The concept of the Internet of Things is a powerful one. You take a device that can be monitored and or controlled in the physical world and connect it to the 'Net such that it has a virtual doppelganger online. This not only allows for things in the real world to be controlled by computers, it also allows for optimization of how, where, and when they are used.
While this sounds great, whether it's great in practice depends on how the whatever-it-is is virtualized. Case in point, the Universal Internet Thermostat produced by the Hunter Fan Company.
The architecture of Hunter's Universal Internet Thermostat system has the physical thermostat connect to your network via a private 900MHz wireless link to an included "dongle" which you plug into your switch or router via Ethernet.
Here's where I first became disappointed: Wi-Fi support? Nope. Z-Wave support? Nope. Any way to connect to and control the thermostat via the local network? Nope. Any way to integrate the thermostat with home automation systems? Yet again, nope.
Anyway, once you've set up an account on the Web service, if all goes well and the dongle has managed to connect to the 'Net, you can configure the thermostat.
And here's a problem: If the thermostat can't connect to the my.hunterfan.com service you can only use it as a regular thermostat; you can't define schedules, you can't even set the time on the thermostat! In fact, as of this writing, you can't even set the time using anything but the iOS app; bizarrely the Web interface doesn't yet provide this facility!
Installation is fairly simple, although the claim it can be done in five minutes is not realistic.
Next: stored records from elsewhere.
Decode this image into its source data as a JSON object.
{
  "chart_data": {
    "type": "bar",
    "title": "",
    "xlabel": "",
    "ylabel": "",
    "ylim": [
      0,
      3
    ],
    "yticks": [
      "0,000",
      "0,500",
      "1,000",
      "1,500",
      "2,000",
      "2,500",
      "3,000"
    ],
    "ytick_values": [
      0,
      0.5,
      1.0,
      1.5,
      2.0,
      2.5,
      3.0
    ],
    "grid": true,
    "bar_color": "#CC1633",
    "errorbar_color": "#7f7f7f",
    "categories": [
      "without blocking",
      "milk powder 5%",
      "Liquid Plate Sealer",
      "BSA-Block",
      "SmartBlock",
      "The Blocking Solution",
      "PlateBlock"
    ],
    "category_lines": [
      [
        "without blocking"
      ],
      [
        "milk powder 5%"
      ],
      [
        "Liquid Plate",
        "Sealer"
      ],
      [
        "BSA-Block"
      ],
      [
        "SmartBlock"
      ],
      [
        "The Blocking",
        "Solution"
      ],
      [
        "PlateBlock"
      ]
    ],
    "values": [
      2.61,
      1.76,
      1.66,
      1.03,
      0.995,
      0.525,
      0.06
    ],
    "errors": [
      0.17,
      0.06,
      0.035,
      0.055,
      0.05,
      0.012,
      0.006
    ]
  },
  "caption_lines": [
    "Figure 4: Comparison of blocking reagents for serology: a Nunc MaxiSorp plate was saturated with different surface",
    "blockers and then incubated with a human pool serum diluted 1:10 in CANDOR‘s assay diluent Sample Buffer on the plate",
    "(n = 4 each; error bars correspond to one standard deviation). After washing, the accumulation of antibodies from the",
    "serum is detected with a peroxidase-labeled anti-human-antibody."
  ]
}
By the time you've figured out the wiring (the number of ways a furnace can be connected to a thermostat is ridiculous), then registered on the my.hunter.com site, then figured out the online user interface, 20 to 30 minutes will have passed.
Another issue is that when you access your thermostat via either the Web interface or the iOS app there's a long delay while the service connects to your thermostat, interrogates it, and then reports back to you. When you're out of the house, that's not that big an issue, but when you're 10 feet from the thermostat it's just lame.
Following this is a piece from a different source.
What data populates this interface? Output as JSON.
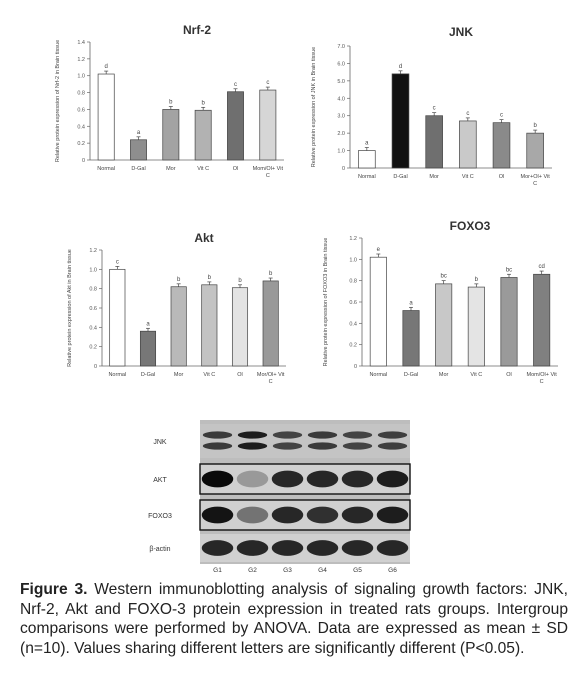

The device's physical design is also lame (seven segment displays are so last century), but with their Web service interface Hunter has made a bigger mistake ... and it is one that many vendors make: They have mixed up operational control with configuration and the result is a clunky interface. The iOS interface is somewhat cleaner but I just noticed that my iOS app is showing alert conditions that aren't shown on the Web interface and aren't real!
I could go on at length about the terrible user management and the fact that Hunter wants to charge you $10 per year to use my.hunterfan.com, and if you don't pay there will be no way to configure your thermostat schedule, but I'm running out of space.
The sad thing is that, even with its leaden physical design and poor communications architecture, the Universal Internet Thermostat could have been a fairly good product, but here we have a product that was apparently developed by blinkered engineers who don't grok the 'Net.
So, priced at $99.99 the Hunter Fan Universal Internet Thermostat isn't really part of the Internet of Things and gets a Gearhead rating of 1 out of 5.